Before I let you go, Carl, I'm going to read this statement real quick from FOX, which denies any wrongdoing with a spokesperson saying, "We're proud of our 2020 election coverage and we will vigorously defend this meritless lawsuit in court."

Carl, always great to see you. Thank you so much for coming on. Carl Cameron.

Super Bowl weekend is upon us. And defending champions, the Kansas City Chiefs, will be taking on the Tampa Bay Buccaneers this Sunday.

But preparing for the game certainly looks a little different this year. The stadium in Tampa is sold out. But it's only a fraction what have it can actually hold. That's what's going to be there in the stadium, with the league closely following COVID restrictions.

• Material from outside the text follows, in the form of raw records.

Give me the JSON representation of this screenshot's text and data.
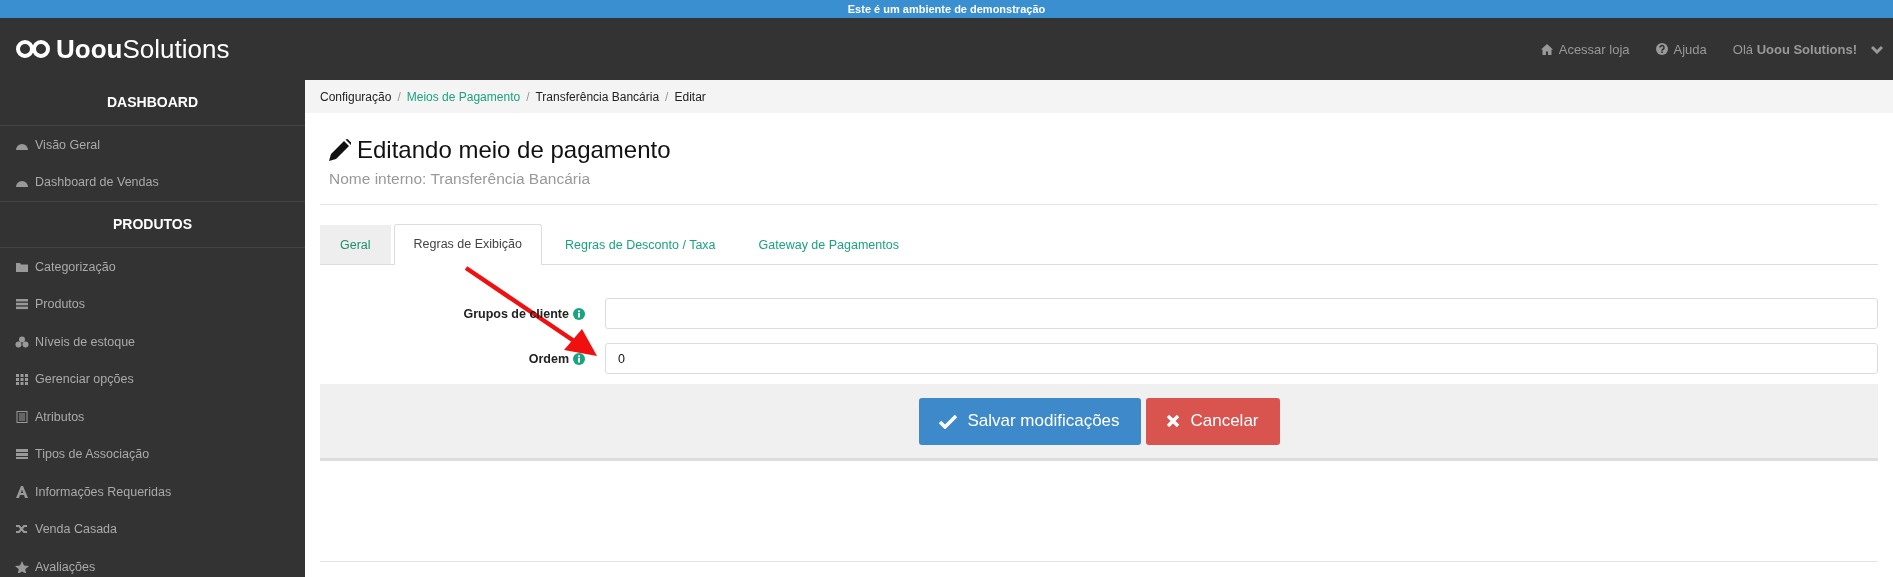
{
  "banner": "Este é um ambiente de demonstração",
  "logo": {
    "bold": "Uoou",
    "light": "Solutions"
  },
  "header_links": [
    {
      "kind": "home",
      "label": "Acessar loja"
    },
    {
      "kind": "help",
      "label": "Ajuda"
    },
    {
      "kind": "user",
      "label": "Olá **Uoou Solutions!**"
    }
  ],
  "sidebar": [
    {
      "title": "DASHBOARD",
      "items": [
        "Visão Geral",
        "Dashboard de Vendas"
      ]
    },
    {
      "title": "PRODUTOS",
      "items": [
        "Categorização",
        "Produtos",
        "Níveis de estoque",
        "Gerenciar opções",
        "Atributos",
        "Tipos de Associação",
        "Informações Requeridas",
        "Venda Casada",
        "Avaliações"
      ]
    }
  ],
  "breadcrumb": [
    {
      "label": "Configuração",
      "kind": "text"
    },
    {
      "separator": "/",
      "label": "Meios de Pagamento",
      "kind": "link"
    },
    {
      "separator": "/",
      "label": "Transferência Bancária",
      "kind": "text"
    },
    {
      "separator": "/",
      "label": "Editar",
      "kind": "text"
    }
  ],
  "title": "Editando meio de pagamento",
  "subtitle": "Nome interno: Transferência Bancária",
  "tabs": [
    {
      "label": "Geral",
      "selected": false
    },
    {
      "label": "Regras de Exibição",
      "selected": true
    },
    {
      "label": "Regras de Desconto / Taxa",
      "selected": false
    },
    {
      "label": "Gateway de Pagamentos",
      "selected": false
    }
  ],
  "fields": [
    {
      "label": "Grupos de cliente"
    },
    {
      "label": "Ordem",
      "value": "0"
    }
  ],
  "buttons": [
    {
      "kind": "primary",
      "label": "Salvar modificações"
    },
    {
      "kind": "danger",
      "label": "Cancelar"
    }
  ]
}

And 25,000 fans will be in the stands. That includes thousands of frontline health care workers. Everyone attending the game will be required to wear a mask. The league saying that they will distribute PPE kits and KN-95 masks to every attendee.

Coronavirus is also disrupting commercial breaks. Budweiser, Coca-Cola and Pepsi are among the big names not buying ads this time.

And a reminder this week to all Americans from health officials to watch the game with only the people in your household. No Super Bowl parties this year, they say.

[14:54:39]

And do not forget to join CNN as we take viewers inside of the Super Bowl kickoff in Tampa Bay. It's a CNN "BLEACHER REPORT" special that will be airing tomorrow at 2:30 Eastern.

(COMMERCIAL BREAK)

[14:59:59]

BROOKE BALDWIN, CNN HOST: You're watching CNN on this Friday. I'm Brooke Baldwin. Thank you for being with me.

President Biden is drawing a line in the sand today, justifying moving forward with his COVID-19 relief package without Republican support.